Figure 2.1.3 shows a direction field and some integral curves for Equation \ref{eq:2.2.16}
Find all solutions of
\[\label{eq:2.2.18} y'={1\over2}x(1-y^2). \]
Here we must divide by \(p(y)=1-y^2\) to separate variables. This isn’t legitimate if \(y\) is a solution of Equation \ref{eq:2.2.18} that equals \(\pm1\) for some value of \(x\). Two such solutions can be found by inspection: \(y \equiv 1\) and \(y\equiv-1\).

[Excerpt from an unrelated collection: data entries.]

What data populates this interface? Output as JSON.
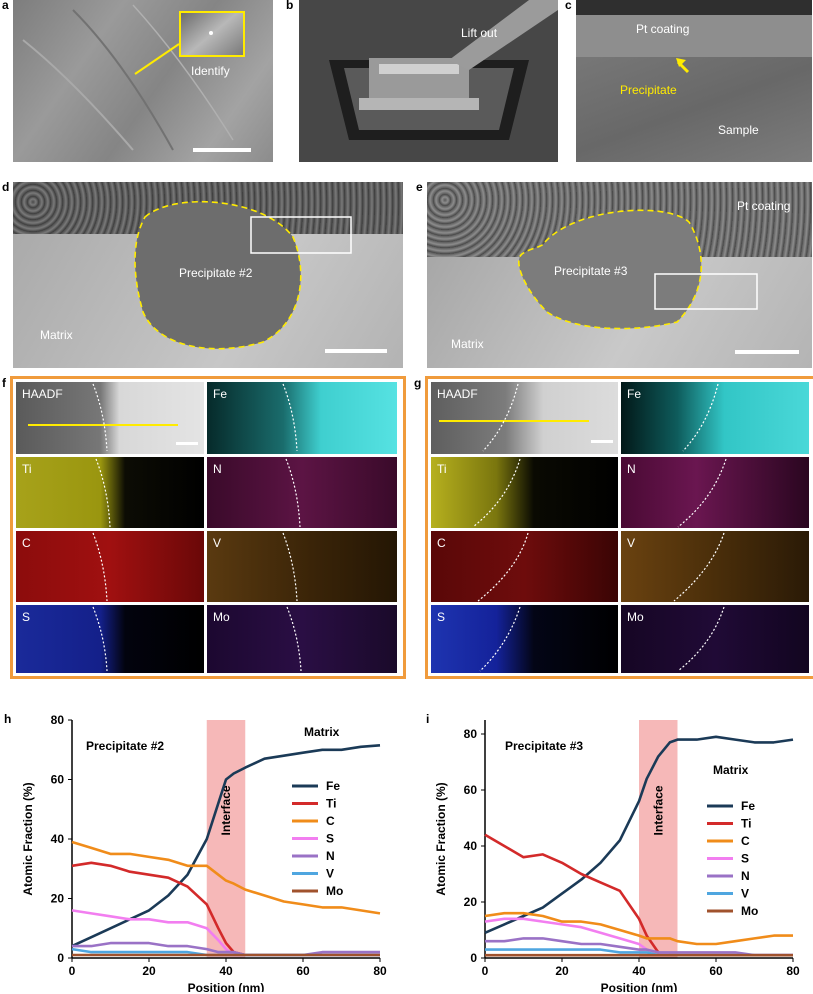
{
  "panel_labels": {
    "a": "a",
    "b": "b",
    "c": "c",
    "d": "d",
    "e": "e",
    "f": "f",
    "g": "g",
    "h": "h",
    "i": "i"
  },
  "panel_a": {
    "inset_label": "Identify"
  },
  "panel_b": {
    "label": "Lift out"
  },
  "panel_c": {
    "coating": "Pt coating",
    "precipitate": "Precipitate",
    "sample": "Sample"
  },
  "panel_d": {
    "precipitate": "Precipitate  #2",
    "matrix": "Matrix"
  },
  "panel_e": {
    "coating": "Pt coating",
    "precipitate": "Precipitate #3",
    "matrix": "Matrix"
  },
  "panel_f": {
    "tiles": [
      "HAADF",
      "Fe",
      "Ti",
      "N",
      "C",
      "V",
      "S",
      "Mo"
    ]
  },
  "panel_g": {
    "tiles": [
      "HAADF",
      "Fe",
      "Ti",
      "N",
      "C",
      "V",
      "S",
      "Mo"
    ]
  },
  "colors": {
    "Fe": "#1b3a57",
    "Ti": "#d32a2a",
    "C": "#f08c1a",
    "S": "#f27ef0",
    "N": "#9a72c6",
    "V": "#4fa6e0",
    "Mo": "#a0522d",
    "interface": "#f6b8b8",
    "frame": "#f09b3c",
    "outline": "#ffeb00"
  },
  "chart_data": [
    {
      "type": "line",
      "panel": "h",
      "title": "Precipitate #2",
      "region_label": "Matrix",
      "interface_label": "Interface",
      "interface_range": [
        35,
        45
      ],
      "xlabel": "Position (nm)",
      "ylabel": "Atomic Fraction (%)",
      "xlim": [
        0,
        80
      ],
      "ylim": [
        0,
        80
      ],
      "xticks": [
        0,
        20,
        40,
        60,
        80
      ],
      "yticks": [
        0,
        20,
        40,
        60,
        80
      ],
      "x": [
        0,
        5,
        10,
        15,
        20,
        25,
        30,
        35,
        38,
        40,
        42,
        45,
        50,
        55,
        60,
        65,
        70,
        75,
        80
      ],
      "series": [
        {
          "name": "Fe",
          "values": [
            4,
            7,
            10,
            13,
            16,
            21,
            28,
            40,
            52,
            60,
            62,
            64,
            67,
            68,
            69,
            70,
            70,
            71,
            71.5
          ]
        },
        {
          "name": "Ti",
          "values": [
            31,
            32,
            31,
            29,
            28,
            27,
            24,
            18,
            10,
            5,
            2,
            1,
            1,
            1,
            1,
            1,
            1,
            1,
            1
          ]
        },
        {
          "name": "C",
          "values": [
            39,
            37,
            35,
            35,
            34,
            33,
            31,
            31,
            28,
            26,
            25,
            23,
            21,
            19,
            18,
            17,
            17,
            16,
            15
          ]
        },
        {
          "name": "S",
          "values": [
            16,
            15,
            14,
            13,
            13,
            12,
            12,
            10,
            6,
            3,
            1,
            1,
            1,
            1,
            1,
            1,
            1,
            1,
            1
          ]
        },
        {
          "name": "N",
          "values": [
            4,
            4,
            5,
            5,
            5,
            4,
            4,
            3,
            2,
            2,
            2,
            1,
            1,
            1,
            1,
            2,
            2,
            2,
            2
          ]
        },
        {
          "name": "V",
          "values": [
            3,
            2,
            2,
            2,
            2,
            2,
            2,
            1,
            1,
            1,
            1,
            1,
            1,
            1,
            1,
            1,
            1,
            1,
            1
          ]
        },
        {
          "name": "Mo",
          "values": [
            1,
            1,
            1,
            1,
            1,
            1,
            1,
            1,
            1,
            1,
            1,
            1,
            1,
            1,
            1,
            1,
            1,
            1,
            1
          ]
        }
      ]
    },
    {
      "type": "line",
      "panel": "i",
      "title": "Precipitate #3",
      "region_label": "Matrix",
      "interface_label": "Interface",
      "interface_range": [
        40,
        50
      ],
      "xlabel": "Position (nm)",
      "ylabel": "Atomic Fraction (%)",
      "xlim": [
        0,
        80
      ],
      "ylim": [
        0,
        85
      ],
      "xticks": [
        0,
        20,
        40,
        60,
        80
      ],
      "yticks": [
        0,
        20,
        40,
        60,
        80
      ],
      "x": [
        0,
        5,
        10,
        15,
        20,
        25,
        30,
        35,
        40,
        42,
        45,
        48,
        50,
        55,
        60,
        65,
        70,
        75,
        80
      ],
      "series": [
        {
          "name": "Fe",
          "values": [
            9,
            12,
            15,
            18,
            23,
            28,
            34,
            42,
            56,
            64,
            72,
            77,
            78,
            78,
            79,
            78,
            77,
            77,
            78
          ]
        },
        {
          "name": "Ti",
          "values": [
            44,
            40,
            36,
            37,
            34,
            30,
            27,
            24,
            14,
            8,
            2,
            1,
            1,
            1,
            1,
            1,
            1,
            1,
            1
          ]
        },
        {
          "name": "C",
          "values": [
            15,
            16,
            16,
            15,
            13,
            13,
            12,
            10,
            8,
            7,
            7,
            7,
            6,
            5,
            5,
            6,
            7,
            8,
            8
          ]
        },
        {
          "name": "S",
          "values": [
            13,
            14,
            14,
            13,
            12,
            11,
            9,
            7,
            5,
            3,
            2,
            1,
            1,
            1,
            1,
            1,
            1,
            1,
            1
          ]
        },
        {
          "name": "N",
          "values": [
            6,
            6,
            7,
            7,
            6,
            5,
            5,
            4,
            3,
            3,
            2,
            2,
            2,
            2,
            2,
            2,
            1,
            1,
            1
          ]
        },
        {
          "name": "V",
          "values": [
            3,
            3,
            3,
            3,
            3,
            3,
            3,
            2,
            2,
            2,
            1,
            1,
            1,
            1,
            1,
            1,
            1,
            1,
            1
          ]
        },
        {
          "name": "Mo",
          "values": [
            1,
            1,
            1,
            1,
            1,
            1,
            1,
            1,
            1,
            1,
            1,
            1,
            1,
            1,
            1,
            1,
            1,
            1,
            1
          ]
        }
      ]
    }
  ]
}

Now suppose \(y\) is a solution of Equation \ref{eq:2.2.18} such that \(1-y^2\) isn’t identically zero. Since \(1-y^2\) is continuous there must be an interval on which \(1-y^2\) is never zero. Since division by \(1-y^2\) is legitimate for \(x\) in this interval, we can separate variables in Equation \ref{eq:2.2.18} to obtain
\[{2dy\over y^2-1}=-xdx. \nonumber \]
A partial fraction expansion on the left yields
\[\left[{1\over y-1}-{1\over y+1}\right]y'=-x, \nonumber \]
and integrating yields
\[\ln\left|{y-1\over y+1}\right|=-{x^2\over2}+k; \nonumber \]
hence,
\[\left|{y-1\over y+1}\right|=e^ke^{-x^2/2}. \nonumber \]
Since \(y(x)\ne\pm1\) for \(x\) on the interval under discussion, the quantity \((y-1)/(y+1)\) cannot change sign in this interval. Therefore we can rewrite the last equation as
\[{y-1\over y+1}=ce^{-x^2/2}, \nonumber \]

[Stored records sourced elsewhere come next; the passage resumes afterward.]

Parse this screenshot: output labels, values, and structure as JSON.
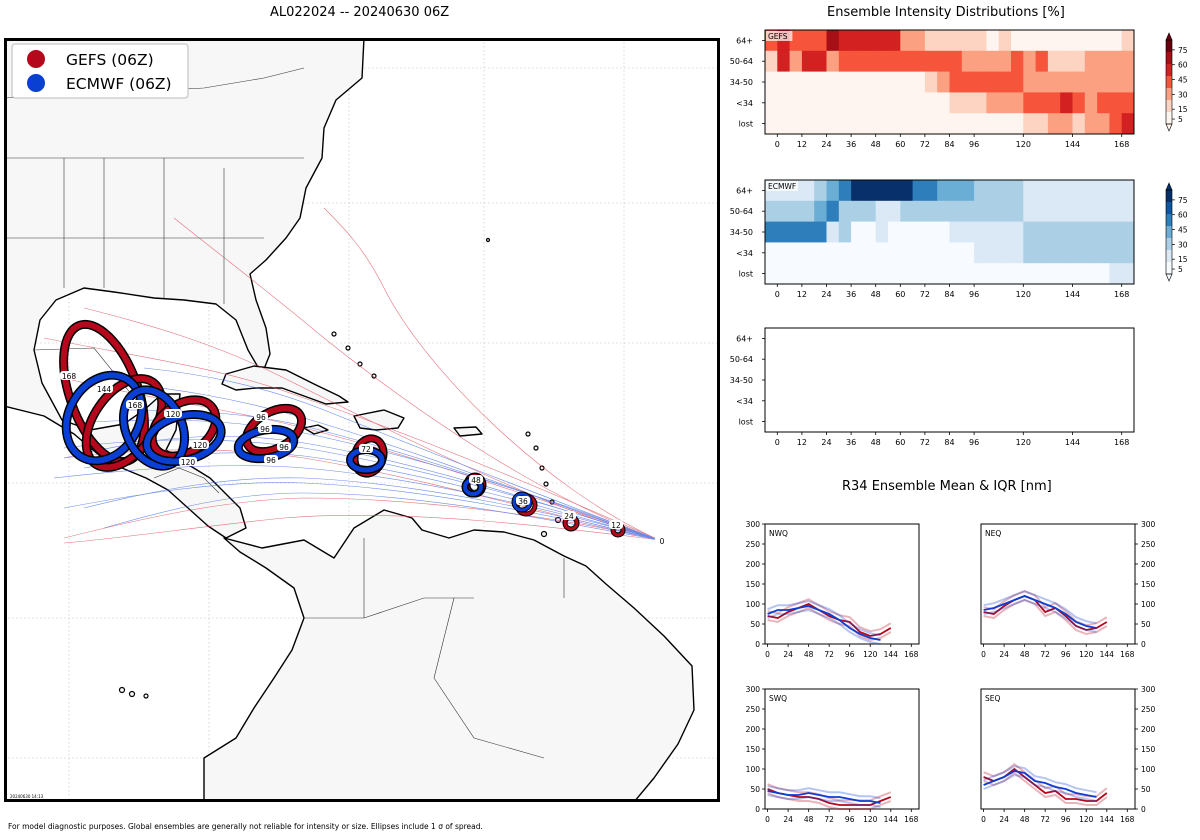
{
  "header": {
    "map_title": "AL022024 -- 20240630 06Z",
    "intensity_title": "Ensemble Intensity Distributions [%]",
    "r34_title": "R34 Ensemble Mean & IQR [nm]"
  },
  "legend": [
    {
      "label": "GEFS (06Z)",
      "color": "#b5081c"
    },
    {
      "label": "ECMWF (06Z)",
      "color": "#0a3fd4"
    }
  ],
  "map": {
    "stamp": "20240630 14:13",
    "gefs_labels": [
      "0",
      "12",
      "24",
      "36",
      "48",
      "72",
      "96",
      "120",
      "144",
      "168"
    ],
    "ecmwf_labels": [
      "36",
      "48",
      "72",
      "96",
      "120",
      "144",
      "168"
    ]
  },
  "footnote": "For model diagnostic purposes. Global ensembles are generally not reliable for intensity or size. Ellipses include 1 σ of spread.",
  "chart_data": [
    {
      "type": "heatmap",
      "title": "GEFS",
      "x_ticks": [
        0,
        12,
        24,
        36,
        48,
        60,
        72,
        84,
        96,
        120,
        144,
        168
      ],
      "x_range": [
        -6,
        174
      ],
      "y_categories": [
        "64+",
        "50-64",
        "34-50",
        "<34",
        "lost"
      ],
      "colorbar_ticks": [
        5,
        15,
        30,
        45,
        60,
        75
      ],
      "colors": [
        "#fff5f0",
        "#fdd3c1",
        "#fca082",
        "#f6553c",
        "#d32020",
        "#a50f15",
        "#67000d"
      ],
      "cells_per_row": 30,
      "values": [
        [
          45,
          55,
          35,
          35,
          45,
          70,
          60,
          55,
          55,
          55,
          55,
          30,
          25,
          15,
          15,
          15,
          15,
          10,
          5,
          15,
          5,
          5,
          5,
          5,
          5,
          5,
          5,
          5,
          5,
          15
        ],
        [
          15,
          55,
          30,
          60,
          60,
          30,
          35,
          35,
          35,
          35,
          35,
          45,
          45,
          45,
          45,
          35,
          25,
          25,
          25,
          25,
          35,
          30,
          35,
          15,
          15,
          15,
          25,
          25,
          25,
          25
        ],
        [
          5,
          5,
          5,
          5,
          5,
          5,
          5,
          5,
          5,
          5,
          5,
          5,
          5,
          10,
          25,
          45,
          45,
          45,
          45,
          45,
          45,
          25,
          25,
          25,
          25,
          25,
          25,
          25,
          25,
          25
        ],
        [
          5,
          5,
          5,
          5,
          5,
          5,
          5,
          5,
          5,
          5,
          5,
          5,
          5,
          5,
          5,
          10,
          15,
          15,
          30,
          30,
          30,
          45,
          45,
          45,
          60,
          45,
          30,
          45,
          45,
          35
        ],
        [
          5,
          5,
          5,
          5,
          5,
          5,
          5,
          5,
          5,
          5,
          5,
          5,
          5,
          5,
          5,
          5,
          5,
          5,
          5,
          5,
          5,
          15,
          15,
          30,
          30,
          15,
          30,
          30,
          45,
          60
        ]
      ]
    },
    {
      "type": "heatmap",
      "title": "ECMWF",
      "x_ticks": [
        0,
        12,
        24,
        36,
        48,
        60,
        72,
        84,
        96,
        120,
        144,
        168
      ],
      "x_range": [
        -6,
        174
      ],
      "y_categories": [
        "64+",
        "50-64",
        "34-50",
        "<34",
        "lost"
      ],
      "colorbar_ticks": [
        5,
        15,
        30,
        45,
        60,
        75
      ],
      "colors": [
        "#f7fbff",
        "#dbe9f6",
        "#abd0e6",
        "#6aaed6",
        "#2e7ebc",
        "#0d57a1",
        "#08306b"
      ],
      "cells_per_row": 30,
      "values": [
        [
          15,
          15,
          15,
          15,
          30,
          45,
          60,
          75,
          75,
          75,
          75,
          75,
          60,
          60,
          45,
          45,
          45,
          30,
          30,
          30,
          30,
          15,
          15,
          15,
          15,
          15,
          15,
          15,
          15,
          15
        ],
        [
          30,
          30,
          30,
          30,
          45,
          60,
          30,
          30,
          30,
          15,
          15,
          30,
          30,
          30,
          30,
          30,
          30,
          30,
          30,
          30,
          30,
          15,
          15,
          15,
          15,
          15,
          15,
          15,
          15,
          15
        ],
        [
          60,
          60,
          60,
          60,
          60,
          15,
          30,
          5,
          5,
          15,
          5,
          5,
          5,
          5,
          5,
          15,
          15,
          15,
          15,
          15,
          15,
          30,
          30,
          30,
          30,
          30,
          30,
          30,
          30,
          30
        ],
        [
          5,
          5,
          5,
          5,
          5,
          5,
          5,
          5,
          5,
          5,
          5,
          5,
          5,
          5,
          5,
          5,
          5,
          15,
          15,
          15,
          15,
          30,
          30,
          30,
          30,
          30,
          30,
          30,
          30,
          30
        ],
        [
          5,
          5,
          5,
          5,
          5,
          5,
          5,
          5,
          5,
          5,
          5,
          5,
          5,
          5,
          5,
          5,
          5,
          5,
          5,
          5,
          5,
          5,
          5,
          5,
          5,
          5,
          5,
          5,
          15,
          15
        ]
      ]
    },
    {
      "type": "heatmap",
      "title": "",
      "x_ticks": [
        0,
        12,
        24,
        36,
        48,
        60,
        72,
        84,
        96,
        120,
        144,
        168
      ],
      "x_range": [
        -6,
        174
      ],
      "y_categories": [
        "64+",
        "50-64",
        "34-50",
        "<34",
        "lost"
      ],
      "values": []
    },
    {
      "type": "line",
      "quadrants": [
        {
          "name": "NWQ",
          "gefs": [
            70,
            65,
            80,
            90,
            100,
            85,
            70,
            60,
            55,
            30,
            20,
            25,
            40
          ],
          "ecmwf": [
            75,
            85,
            85,
            90,
            95,
            85,
            75,
            60,
            40,
            25,
            15,
            10
          ]
        },
        {
          "name": "NEQ",
          "gefs": [
            80,
            75,
            95,
            110,
            120,
            110,
            80,
            90,
            70,
            45,
            35,
            40,
            55
          ],
          "ecmwf": [
            85,
            90,
            100,
            110,
            120,
            110,
            100,
            90,
            75,
            55,
            45,
            40
          ]
        },
        {
          "name": "SWQ",
          "gefs": [
            50,
            40,
            35,
            30,
            30,
            25,
            15,
            10,
            10,
            10,
            10,
            20,
            30
          ],
          "ecmwf": [
            45,
            40,
            35,
            35,
            40,
            35,
            30,
            30,
            25,
            20,
            20,
            15
          ]
        },
        {
          "name": "SEQ",
          "gefs": [
            80,
            70,
            80,
            100,
            80,
            60,
            40,
            45,
            25,
            25,
            20,
            20,
            40
          ],
          "ecmwf": [
            60,
            70,
            80,
            95,
            90,
            70,
            65,
            55,
            50,
            40,
            35,
            30
          ]
        }
      ],
      "x_ticks": [
        0,
        24,
        48,
        72,
        96,
        120,
        144,
        168
      ],
      "y_ticks": [
        0,
        50,
        100,
        150,
        200,
        250,
        300
      ],
      "ylim": [
        0,
        300
      ],
      "gefs_color": "#b5081c",
      "ecmwf_color": "#0a3fd4"
    }
  ]
}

where \(c=\pm e^k\), depending upon the sign of \((y-1)/(y+1)\) on the interval. Solving for \(y\) yields
\[\label{eq:2.2.19} y={1+ce^{-x^2/2}\over 1-ce^{-x^2/2}}. \]
We’ve now shown that if \(y\) is a solution of Equation \ref{eq:2.2.18} that is not identically equal to \(\pm1\), then \(y\) must be as in Equation \ref{eq:2.2.19}. By substituting Equation \ref{eq:2.2.19} into Equation \ref{eq:2.2.18} you can verify that Equation \ref{eq:2.2.19} is a solution of Equation \ref{eq:2.2.18}. Thus, the solutions of Equation \ref{eq:2.2.18} are \(y\equiv1\), \(y\equiv-1\) and the functions of the form Equation \ref{eq:2.2.19}. Note that the constant solution \(y \equiv 1\) can be obtained from this formula by taking \(c=0\); however, the other constant solution, \(y \equiv -1\), cannot be obtained in this way. Thus, \(y \equiv 1\) comes from the family of solutions and \(y \equiv -1\) is a singular solution.
Figure 2.1.4 shows a direction field and some integrals for Equation \ref{eq:2.2.18}.
Solve the initial value problem
\[y'=2xy^2, \quad y(0)=y_0 \nonumber \]
and determine the interval of validity of the solution.
Solution
First suppose \(y_0\ne0\). From Example 2.1.4 , we know that \(y\) must be of the form
\[\label{eq:2.2.20} y=-{1\over x^2+c}.\]
Imposing the initial condition shows that \(c=-1/y_0\). Substituting this into Equation \ref{eq:2.2.20} and rearranging terms yields the solution
\[y= {y_0\over 1-y_0x^2}. \nonumber \]
This is also the solution if \(y_0=0\). If \(y_0<0\), the denominator isn’t zero for any value of \(x\), so the the solution is valid on \((-\infty,\infty)\). If \(y_0>0\), the solution is valid only on \((-1/\sqrt{y_0},1/\sqrt{y_0})\) (recall that the interval must always include \(x_0\); in this case 0).